Mais la mort n’est pas le seul événement qui puisse troubler une communauté. Il y a, pour les hommes, bien d’autres occasions de s’attrister ou de s’angoisser, et, par conséquent, on peut prévoir que même les Australiens connaissent et pratiquent d’autres rites piaculaires que le deuil. Il est, cependant, remarquable qu’on n’en trouve, dans les récits des observateurs, qu’un petit nombre d’exemples.

Un premier rite de ce genre ressemble de très près à ceux qui viennent d’être étudiés. On se rappelle comment, chez les Arunta, chaque groupe local attribue des vertus exceptionnellement importantes à sa collection de churinga : c’est un palladium collectif au sort duquel le sort même de la collectivité passe pour être lié. Aussi, quand des ennemis ou des blancs réussissent à dérober un de ces trésors religieux, cette perte est-elle considérée comme une calamité publique. Or ce malheur est l’occasion d’un rite qui a tous les caractères d’un deuil : on s’enduit le corps de terre de pipe blanche et on reste au camp pendant deux semaines à pleurer et à se lamenter[1]. C’est une preuve nouvelle que le deuil est déterminé non par la manière dont est conçue l’âme du mort, mais par des causes impersonnelles, par l’état moral du groupe. Voilà, en effet, un rite qui, par sa structure, est indistinct du deuil proprement dit et qui, pourtant, est indépendant de toute notion d’esprit ou de démon malfaisant[2].

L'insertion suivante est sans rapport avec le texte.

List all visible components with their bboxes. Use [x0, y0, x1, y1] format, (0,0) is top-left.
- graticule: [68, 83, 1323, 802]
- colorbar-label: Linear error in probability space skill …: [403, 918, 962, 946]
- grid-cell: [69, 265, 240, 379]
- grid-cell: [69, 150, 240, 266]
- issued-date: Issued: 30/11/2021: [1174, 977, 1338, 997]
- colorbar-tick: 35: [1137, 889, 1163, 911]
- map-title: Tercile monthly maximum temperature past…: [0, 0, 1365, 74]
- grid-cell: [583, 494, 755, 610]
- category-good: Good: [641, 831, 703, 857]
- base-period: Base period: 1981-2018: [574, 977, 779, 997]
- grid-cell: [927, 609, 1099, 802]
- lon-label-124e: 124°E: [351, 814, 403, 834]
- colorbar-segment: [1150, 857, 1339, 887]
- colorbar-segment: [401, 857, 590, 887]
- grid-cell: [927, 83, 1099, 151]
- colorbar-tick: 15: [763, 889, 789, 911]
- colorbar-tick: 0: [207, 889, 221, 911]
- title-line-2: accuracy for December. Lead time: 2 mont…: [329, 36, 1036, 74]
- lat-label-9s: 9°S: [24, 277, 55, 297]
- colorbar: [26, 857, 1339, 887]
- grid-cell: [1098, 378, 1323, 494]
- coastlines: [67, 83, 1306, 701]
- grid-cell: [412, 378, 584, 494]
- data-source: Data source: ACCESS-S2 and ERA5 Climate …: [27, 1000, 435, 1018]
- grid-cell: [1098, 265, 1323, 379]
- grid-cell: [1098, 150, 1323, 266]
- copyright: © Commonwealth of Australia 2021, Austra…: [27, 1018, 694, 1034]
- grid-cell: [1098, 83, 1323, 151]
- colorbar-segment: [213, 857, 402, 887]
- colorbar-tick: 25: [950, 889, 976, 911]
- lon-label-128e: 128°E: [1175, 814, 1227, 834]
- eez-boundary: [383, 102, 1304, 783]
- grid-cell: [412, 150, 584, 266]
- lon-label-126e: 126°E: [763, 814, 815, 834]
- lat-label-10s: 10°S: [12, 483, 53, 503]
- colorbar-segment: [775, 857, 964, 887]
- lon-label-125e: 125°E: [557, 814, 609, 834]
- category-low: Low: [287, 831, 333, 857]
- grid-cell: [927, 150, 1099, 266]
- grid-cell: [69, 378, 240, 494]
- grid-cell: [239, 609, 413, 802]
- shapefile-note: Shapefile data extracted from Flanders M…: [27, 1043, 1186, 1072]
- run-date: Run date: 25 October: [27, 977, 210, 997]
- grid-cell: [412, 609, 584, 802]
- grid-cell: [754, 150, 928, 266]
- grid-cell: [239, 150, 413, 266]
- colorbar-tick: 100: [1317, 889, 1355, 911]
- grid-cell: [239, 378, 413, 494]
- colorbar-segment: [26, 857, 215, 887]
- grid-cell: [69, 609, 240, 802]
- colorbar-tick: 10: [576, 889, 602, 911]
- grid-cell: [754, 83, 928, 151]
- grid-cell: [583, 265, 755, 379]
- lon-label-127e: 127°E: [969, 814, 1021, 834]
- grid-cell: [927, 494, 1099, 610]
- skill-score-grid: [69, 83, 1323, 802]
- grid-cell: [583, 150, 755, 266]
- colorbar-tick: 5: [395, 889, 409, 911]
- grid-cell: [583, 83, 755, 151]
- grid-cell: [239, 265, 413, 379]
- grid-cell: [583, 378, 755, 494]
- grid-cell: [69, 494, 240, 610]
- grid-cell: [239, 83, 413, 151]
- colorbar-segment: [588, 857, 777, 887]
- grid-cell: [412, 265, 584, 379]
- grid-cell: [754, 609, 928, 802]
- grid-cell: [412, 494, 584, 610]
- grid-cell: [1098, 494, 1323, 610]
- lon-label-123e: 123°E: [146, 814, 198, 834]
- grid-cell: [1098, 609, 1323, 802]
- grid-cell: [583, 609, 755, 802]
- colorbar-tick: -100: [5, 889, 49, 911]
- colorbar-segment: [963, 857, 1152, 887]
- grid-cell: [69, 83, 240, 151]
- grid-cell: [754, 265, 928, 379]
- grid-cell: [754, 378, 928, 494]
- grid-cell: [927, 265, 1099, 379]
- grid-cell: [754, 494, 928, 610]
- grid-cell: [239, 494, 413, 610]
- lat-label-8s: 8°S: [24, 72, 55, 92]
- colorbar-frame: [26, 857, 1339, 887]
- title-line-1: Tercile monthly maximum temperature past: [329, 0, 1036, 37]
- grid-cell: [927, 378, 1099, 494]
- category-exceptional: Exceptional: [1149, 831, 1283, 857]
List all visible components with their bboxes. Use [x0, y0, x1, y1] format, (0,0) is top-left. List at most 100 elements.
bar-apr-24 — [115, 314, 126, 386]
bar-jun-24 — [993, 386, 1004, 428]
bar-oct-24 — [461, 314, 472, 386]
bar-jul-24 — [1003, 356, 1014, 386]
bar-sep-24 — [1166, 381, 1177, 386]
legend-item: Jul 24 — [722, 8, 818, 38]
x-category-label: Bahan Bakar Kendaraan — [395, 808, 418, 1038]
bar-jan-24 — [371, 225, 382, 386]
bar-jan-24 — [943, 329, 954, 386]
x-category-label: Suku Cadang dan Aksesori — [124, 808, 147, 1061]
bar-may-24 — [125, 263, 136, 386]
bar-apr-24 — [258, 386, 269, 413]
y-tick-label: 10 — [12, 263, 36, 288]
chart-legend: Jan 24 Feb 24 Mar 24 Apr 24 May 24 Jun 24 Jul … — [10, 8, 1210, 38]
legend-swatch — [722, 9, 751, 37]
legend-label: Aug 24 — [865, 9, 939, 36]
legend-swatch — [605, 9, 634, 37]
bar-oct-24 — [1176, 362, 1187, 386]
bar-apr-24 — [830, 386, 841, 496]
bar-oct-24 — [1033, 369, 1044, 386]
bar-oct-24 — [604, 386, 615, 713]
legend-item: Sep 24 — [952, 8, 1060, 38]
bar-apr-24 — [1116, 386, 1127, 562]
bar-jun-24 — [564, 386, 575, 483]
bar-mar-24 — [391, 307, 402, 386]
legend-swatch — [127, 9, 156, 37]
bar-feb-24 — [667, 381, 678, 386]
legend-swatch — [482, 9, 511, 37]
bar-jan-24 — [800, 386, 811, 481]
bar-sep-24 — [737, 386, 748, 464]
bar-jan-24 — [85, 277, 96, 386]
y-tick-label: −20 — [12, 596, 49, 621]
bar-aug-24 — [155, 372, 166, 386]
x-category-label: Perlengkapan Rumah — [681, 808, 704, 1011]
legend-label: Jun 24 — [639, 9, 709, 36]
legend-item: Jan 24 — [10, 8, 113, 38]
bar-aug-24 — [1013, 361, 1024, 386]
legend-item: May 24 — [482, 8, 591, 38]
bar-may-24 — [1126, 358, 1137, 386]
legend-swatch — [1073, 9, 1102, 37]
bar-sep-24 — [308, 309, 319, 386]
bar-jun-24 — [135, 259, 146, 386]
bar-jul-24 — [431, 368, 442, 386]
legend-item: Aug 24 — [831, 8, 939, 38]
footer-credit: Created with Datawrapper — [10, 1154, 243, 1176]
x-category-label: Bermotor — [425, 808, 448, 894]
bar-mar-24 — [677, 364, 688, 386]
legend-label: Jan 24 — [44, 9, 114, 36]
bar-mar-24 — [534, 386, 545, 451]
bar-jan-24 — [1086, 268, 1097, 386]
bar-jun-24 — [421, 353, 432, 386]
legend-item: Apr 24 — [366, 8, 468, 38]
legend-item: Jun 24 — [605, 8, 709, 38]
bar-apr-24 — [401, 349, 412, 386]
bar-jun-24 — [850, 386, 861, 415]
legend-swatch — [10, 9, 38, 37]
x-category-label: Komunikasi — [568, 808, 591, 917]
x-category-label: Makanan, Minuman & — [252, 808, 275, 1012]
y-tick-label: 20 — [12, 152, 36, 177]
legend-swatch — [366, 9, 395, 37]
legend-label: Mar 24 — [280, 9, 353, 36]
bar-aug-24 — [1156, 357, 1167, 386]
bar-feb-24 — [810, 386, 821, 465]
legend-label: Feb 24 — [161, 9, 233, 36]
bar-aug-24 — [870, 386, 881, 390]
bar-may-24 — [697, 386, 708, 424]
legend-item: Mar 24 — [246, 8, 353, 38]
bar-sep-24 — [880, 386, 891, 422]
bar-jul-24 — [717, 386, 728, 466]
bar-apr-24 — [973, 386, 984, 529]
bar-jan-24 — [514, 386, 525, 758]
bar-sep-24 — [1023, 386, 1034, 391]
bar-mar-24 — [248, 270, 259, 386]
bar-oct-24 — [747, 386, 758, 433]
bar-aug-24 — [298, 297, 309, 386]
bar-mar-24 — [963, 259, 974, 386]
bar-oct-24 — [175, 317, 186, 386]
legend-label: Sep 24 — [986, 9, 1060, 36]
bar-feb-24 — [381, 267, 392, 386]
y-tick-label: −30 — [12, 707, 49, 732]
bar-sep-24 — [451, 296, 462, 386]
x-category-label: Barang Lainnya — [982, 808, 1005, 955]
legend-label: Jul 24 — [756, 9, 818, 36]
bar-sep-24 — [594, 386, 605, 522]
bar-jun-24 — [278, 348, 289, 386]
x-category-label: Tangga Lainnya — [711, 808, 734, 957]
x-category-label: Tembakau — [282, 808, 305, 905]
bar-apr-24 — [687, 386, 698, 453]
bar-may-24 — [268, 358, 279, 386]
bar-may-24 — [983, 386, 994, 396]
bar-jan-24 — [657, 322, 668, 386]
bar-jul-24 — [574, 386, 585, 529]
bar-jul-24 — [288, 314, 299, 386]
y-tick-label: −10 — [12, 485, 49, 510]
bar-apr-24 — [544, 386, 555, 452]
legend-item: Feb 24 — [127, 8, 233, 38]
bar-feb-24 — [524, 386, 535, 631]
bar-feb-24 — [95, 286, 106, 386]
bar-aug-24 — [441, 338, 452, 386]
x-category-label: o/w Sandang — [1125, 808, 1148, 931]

Une autre circonstance qui donne lieu à des cérémonies

  1. Nat. Tr., p. 135-136.
  2. Sans doute, chaque churinga passe pour être en rapport avec un ancêtre. Mais ce n’est pas pour apaiser les esprits des ancêtres qu’on porte le deuil des churinga perdus. Nous avons montré d’ailleurs (p. 173) que l’idée d’ancêtre n’est intervenue que secondairement et après coup dans la notion du churinga.